None of them are BUFFY at its best, though.
Ilan Lerman
10. Ilan
It's intersting to see 'Amends' cropping up on a number of best-of lists for Buffy episodes. I find it hard to watch it objectively any more as it is so coloured by Angel the series and S7 of Buffy, and because of that I can't help feel that the whole thing is as much a set-up for Angel's forthcoming solo extravanganza as an episode with anything to add to this season. When I recall my first time round watching Buffy, this episode fades from memory and I think it's one of the weaker Joss Whedon scripted/directed episodes overall.

Perversely it's 'Gingerbread' that sticks in my mind far more solidly than 'Amends', mostly because it annoys the hell out of me. I actually kind of like the premise, and it even raises some interesting issues about the fight against evil, but the adult character's (albeit under magical influence) behaviour is painful to watch and I never understood the burning inside the building.

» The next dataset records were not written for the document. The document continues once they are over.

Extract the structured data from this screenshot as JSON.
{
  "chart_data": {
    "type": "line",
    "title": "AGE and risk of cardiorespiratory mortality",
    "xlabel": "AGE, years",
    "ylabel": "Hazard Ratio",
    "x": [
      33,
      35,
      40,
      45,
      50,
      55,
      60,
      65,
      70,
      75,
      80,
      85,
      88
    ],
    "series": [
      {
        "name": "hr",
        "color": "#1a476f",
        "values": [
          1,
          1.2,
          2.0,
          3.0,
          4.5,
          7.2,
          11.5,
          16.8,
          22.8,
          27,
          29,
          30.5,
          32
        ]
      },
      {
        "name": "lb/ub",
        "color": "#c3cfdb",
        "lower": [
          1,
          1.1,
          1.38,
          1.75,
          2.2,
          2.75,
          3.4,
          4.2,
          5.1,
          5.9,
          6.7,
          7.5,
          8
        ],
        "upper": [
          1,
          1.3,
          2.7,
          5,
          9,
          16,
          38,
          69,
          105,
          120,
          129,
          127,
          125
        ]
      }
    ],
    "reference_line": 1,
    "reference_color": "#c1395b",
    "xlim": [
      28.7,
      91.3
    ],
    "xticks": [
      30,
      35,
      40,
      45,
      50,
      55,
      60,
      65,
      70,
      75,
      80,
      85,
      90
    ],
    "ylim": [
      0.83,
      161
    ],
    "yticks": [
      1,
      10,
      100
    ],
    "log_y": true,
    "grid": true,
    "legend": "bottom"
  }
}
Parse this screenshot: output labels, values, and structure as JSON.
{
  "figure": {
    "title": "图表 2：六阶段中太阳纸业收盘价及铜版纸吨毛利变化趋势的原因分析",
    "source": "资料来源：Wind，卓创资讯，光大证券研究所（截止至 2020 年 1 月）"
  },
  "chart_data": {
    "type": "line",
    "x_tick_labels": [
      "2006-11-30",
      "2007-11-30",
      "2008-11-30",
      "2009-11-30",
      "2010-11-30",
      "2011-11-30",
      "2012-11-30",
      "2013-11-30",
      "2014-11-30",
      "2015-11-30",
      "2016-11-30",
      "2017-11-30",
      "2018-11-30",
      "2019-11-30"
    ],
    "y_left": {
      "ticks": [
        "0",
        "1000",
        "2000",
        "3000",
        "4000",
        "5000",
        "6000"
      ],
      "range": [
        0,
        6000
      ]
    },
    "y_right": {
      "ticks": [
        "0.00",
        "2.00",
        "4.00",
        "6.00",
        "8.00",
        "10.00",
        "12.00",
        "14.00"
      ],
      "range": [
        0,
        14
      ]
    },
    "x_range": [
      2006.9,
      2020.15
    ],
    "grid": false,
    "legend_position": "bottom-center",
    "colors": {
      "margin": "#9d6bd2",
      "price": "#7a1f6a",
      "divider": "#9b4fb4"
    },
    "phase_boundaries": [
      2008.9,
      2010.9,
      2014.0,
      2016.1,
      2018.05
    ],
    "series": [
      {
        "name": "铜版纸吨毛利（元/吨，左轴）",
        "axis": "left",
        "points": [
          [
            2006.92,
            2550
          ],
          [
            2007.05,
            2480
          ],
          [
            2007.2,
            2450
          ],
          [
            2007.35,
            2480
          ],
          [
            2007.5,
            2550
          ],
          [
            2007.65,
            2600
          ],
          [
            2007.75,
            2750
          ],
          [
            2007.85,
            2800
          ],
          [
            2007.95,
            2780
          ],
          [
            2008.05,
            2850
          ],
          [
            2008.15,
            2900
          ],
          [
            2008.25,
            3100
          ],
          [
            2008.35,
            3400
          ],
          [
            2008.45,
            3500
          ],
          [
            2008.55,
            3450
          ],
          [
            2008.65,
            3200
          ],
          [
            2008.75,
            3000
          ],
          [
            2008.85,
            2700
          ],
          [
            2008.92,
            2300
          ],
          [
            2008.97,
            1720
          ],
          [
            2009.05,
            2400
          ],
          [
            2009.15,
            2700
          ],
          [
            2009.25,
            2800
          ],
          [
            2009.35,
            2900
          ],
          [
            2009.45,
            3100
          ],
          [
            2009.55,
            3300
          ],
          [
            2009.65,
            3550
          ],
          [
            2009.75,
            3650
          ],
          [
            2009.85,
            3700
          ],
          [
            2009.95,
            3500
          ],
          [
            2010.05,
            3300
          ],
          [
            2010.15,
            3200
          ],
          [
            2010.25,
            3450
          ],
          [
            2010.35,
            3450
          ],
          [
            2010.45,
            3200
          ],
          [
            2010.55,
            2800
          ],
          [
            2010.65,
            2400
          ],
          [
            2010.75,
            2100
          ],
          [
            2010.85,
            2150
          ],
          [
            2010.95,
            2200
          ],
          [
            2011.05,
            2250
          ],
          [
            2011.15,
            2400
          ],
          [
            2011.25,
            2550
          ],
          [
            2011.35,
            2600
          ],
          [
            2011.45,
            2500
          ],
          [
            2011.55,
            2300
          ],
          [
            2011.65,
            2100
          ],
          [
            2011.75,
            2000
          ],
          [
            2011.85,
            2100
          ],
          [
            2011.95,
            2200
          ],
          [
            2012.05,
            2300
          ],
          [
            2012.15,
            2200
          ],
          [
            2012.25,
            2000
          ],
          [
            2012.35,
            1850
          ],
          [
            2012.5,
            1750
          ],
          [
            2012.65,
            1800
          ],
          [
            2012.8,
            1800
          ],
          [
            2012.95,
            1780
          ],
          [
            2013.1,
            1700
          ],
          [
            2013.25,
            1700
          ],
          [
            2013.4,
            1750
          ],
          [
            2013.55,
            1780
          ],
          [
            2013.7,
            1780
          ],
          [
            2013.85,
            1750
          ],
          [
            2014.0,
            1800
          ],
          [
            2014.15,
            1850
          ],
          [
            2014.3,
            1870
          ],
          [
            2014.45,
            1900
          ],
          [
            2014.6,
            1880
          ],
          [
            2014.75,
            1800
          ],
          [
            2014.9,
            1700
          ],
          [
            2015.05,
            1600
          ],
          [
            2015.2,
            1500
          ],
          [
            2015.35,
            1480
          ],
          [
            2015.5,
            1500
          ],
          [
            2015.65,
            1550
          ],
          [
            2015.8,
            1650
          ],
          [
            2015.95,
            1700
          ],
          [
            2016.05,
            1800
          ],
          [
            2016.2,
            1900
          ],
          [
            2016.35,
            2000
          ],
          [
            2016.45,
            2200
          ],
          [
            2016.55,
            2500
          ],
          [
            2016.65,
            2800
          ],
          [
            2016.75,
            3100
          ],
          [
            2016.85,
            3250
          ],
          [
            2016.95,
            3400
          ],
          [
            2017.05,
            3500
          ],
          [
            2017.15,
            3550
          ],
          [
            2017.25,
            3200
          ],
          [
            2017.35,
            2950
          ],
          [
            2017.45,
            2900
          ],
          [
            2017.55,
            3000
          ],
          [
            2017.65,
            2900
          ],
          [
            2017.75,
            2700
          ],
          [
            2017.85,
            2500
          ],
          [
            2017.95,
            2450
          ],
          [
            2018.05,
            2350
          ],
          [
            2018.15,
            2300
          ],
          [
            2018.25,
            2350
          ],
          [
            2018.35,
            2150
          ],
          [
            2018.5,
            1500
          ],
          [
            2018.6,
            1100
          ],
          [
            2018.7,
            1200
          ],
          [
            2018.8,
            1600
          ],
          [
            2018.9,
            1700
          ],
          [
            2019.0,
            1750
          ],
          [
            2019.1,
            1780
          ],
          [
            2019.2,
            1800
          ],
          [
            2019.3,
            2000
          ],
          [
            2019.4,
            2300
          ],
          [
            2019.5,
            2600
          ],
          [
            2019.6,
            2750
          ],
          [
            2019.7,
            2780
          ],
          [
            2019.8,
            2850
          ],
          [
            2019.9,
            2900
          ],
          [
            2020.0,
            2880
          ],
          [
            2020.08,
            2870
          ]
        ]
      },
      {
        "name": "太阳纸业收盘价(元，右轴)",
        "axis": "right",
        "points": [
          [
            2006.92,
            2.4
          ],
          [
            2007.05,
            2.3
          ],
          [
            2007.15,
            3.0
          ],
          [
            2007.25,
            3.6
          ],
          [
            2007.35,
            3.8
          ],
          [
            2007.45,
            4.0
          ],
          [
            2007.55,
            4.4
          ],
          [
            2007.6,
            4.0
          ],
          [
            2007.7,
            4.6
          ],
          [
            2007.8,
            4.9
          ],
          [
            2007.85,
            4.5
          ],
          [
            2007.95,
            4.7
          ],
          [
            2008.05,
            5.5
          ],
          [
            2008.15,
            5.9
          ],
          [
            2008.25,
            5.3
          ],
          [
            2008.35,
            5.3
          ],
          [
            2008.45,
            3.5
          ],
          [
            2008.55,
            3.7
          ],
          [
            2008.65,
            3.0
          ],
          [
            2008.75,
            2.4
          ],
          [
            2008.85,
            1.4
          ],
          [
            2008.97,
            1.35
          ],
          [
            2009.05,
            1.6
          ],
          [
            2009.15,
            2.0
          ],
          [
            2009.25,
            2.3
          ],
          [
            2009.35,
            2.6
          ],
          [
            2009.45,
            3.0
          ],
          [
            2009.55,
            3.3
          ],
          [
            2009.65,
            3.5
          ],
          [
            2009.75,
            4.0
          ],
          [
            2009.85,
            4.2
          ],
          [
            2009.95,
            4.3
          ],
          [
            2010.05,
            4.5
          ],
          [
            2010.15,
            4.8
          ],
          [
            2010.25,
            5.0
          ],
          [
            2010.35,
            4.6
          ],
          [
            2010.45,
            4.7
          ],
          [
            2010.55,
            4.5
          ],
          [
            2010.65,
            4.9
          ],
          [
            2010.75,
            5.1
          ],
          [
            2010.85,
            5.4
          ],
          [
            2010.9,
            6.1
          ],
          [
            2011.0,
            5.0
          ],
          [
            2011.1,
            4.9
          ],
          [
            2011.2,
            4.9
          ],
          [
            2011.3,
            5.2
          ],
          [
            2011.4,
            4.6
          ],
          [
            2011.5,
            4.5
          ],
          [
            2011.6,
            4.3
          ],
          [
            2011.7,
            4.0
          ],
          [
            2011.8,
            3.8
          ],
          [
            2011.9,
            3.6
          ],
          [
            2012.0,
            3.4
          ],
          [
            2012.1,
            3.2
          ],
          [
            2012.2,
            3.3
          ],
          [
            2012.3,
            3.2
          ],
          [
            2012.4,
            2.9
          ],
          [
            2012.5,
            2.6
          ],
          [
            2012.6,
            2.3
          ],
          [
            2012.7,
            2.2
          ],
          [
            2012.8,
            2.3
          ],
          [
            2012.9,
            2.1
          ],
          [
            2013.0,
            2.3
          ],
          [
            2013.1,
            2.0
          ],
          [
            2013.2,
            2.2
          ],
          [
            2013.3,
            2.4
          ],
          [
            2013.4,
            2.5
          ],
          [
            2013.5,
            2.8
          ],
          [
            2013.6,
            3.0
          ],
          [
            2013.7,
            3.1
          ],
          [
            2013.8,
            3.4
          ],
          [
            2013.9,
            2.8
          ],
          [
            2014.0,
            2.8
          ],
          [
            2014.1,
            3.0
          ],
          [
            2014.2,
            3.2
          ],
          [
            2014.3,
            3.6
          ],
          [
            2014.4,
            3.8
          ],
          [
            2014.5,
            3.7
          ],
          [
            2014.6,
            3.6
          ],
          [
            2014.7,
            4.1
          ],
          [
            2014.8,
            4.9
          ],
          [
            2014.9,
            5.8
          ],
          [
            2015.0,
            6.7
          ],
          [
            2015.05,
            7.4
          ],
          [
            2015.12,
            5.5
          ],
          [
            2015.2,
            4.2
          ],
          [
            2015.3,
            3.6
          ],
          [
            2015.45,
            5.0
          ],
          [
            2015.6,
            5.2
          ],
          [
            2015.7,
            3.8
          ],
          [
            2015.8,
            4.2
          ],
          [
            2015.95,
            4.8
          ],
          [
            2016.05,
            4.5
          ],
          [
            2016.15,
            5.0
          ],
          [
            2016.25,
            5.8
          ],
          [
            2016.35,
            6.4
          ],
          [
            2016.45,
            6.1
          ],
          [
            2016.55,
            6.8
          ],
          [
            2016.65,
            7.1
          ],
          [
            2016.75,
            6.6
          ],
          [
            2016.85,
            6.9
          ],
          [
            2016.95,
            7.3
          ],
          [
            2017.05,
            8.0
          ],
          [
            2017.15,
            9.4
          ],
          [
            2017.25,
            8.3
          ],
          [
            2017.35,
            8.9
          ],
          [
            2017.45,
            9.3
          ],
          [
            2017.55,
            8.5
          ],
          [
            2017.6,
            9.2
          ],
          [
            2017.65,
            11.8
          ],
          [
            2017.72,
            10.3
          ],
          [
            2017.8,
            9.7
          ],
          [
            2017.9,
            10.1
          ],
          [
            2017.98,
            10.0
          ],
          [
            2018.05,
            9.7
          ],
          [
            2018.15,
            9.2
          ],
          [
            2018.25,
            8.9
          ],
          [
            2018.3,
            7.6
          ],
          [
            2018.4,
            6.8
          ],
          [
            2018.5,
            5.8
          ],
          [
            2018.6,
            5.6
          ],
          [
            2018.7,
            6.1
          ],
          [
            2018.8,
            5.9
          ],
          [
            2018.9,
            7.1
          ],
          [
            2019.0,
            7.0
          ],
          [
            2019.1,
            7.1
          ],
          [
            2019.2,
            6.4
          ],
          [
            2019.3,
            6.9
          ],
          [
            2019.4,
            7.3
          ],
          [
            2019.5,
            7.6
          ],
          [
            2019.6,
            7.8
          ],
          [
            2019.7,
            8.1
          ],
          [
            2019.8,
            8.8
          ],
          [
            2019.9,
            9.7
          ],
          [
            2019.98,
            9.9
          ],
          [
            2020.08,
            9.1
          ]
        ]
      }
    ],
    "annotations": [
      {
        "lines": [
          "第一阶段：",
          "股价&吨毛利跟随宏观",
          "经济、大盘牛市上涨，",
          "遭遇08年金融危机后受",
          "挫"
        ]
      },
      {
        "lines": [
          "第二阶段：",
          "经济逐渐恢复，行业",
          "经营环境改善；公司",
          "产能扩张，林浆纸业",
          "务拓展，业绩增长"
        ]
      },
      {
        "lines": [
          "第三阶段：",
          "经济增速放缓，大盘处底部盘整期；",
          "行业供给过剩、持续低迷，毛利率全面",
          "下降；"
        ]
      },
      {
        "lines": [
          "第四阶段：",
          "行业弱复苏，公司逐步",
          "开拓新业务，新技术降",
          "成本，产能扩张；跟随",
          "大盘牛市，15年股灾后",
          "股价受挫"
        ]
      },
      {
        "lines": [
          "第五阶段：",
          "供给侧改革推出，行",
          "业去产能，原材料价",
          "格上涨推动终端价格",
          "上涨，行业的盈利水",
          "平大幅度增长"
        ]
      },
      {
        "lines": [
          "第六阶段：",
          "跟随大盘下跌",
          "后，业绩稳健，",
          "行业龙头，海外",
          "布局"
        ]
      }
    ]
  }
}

Bring on the latter half of the series, which is one of the strongest in Buffy overall.
john mullen
11. johntheirishmongol
Gingerbread has some good moments, but it followed one of the themes to Buffy that I never did care for and that was that adults were simply not to be trusted. They did this with Joyce a few times, but every other parent of all the other scoobies was a total horror story.
Keith DeCandido
12. krad
I totally get the dislike for "Gingerbread," but it did one thing right that the show and its spinoff consistently missed the boat for the most part: it made use of actual folklore. Joss Whedon said at San Diego Comic-Con in 1998 that his usual method of creating monsters was to "put a horn on it and give it a history," which was fine as far as it went, but I always thought it was a massive missed opportunity to not make more use of actual folklore. (Cf. Supernatural, which doesn't always get it right, but at least makes the effort.) Imagine Buffy or Angel facing off against Baba Yaga or Anansi or the Morrigan -- or going up against an actual god from human mythology in season 5 instead of Glory.

---Keith R.A. DeCandido
Gardner Dozois
13. Gardner Dozois
My guess is that they didn't often use real gods and mythological figures for fear of offending some of their audience--can you imagine the furor if Buffy staked Jesus? Even her fighting an angel might have offended people back then.--and perhaps for fear of legal complications in some cases; having Buffy fight Thor might have embroiled them in legal difficulties with Marvel, for instance.

In a way, I think NOT using mythological figures might have given them added creative freedom. The Gentlemen are very vaguely based on real mythology, but the show's interpretation of them is radically different. Hard to imagine any pre-existant mythological figure that would have been as original and effective as the Mayor.

A couple of times when they did have her fight real mythological/folklore figures, such as Dracula, the results were rather lame.
Alyx Dellamonica
14. AMDellamonica
I'm with Krad--a little Baba Yaga here and there could have been very entertaining and powerful. And I have to admit I rather enjoyed "Buffy vs. Dracula." (Chick pit!!)

I don't know that I think if they'd done it now and then they'd have been locked into drawing on folklore all the time.
Gardner Dozois
15. General Vagueness
probably my least favorite thing about the series is how the biggest baddest zOMG srsly you guys nastiest worstest evil ever is randomly introduced here and then never mentioned again until the show is about to wrap up
Alyx Dellamonica
16. AMDellamonica
Heh. Imagine how much worse it'd be if they never got back to the First Evil!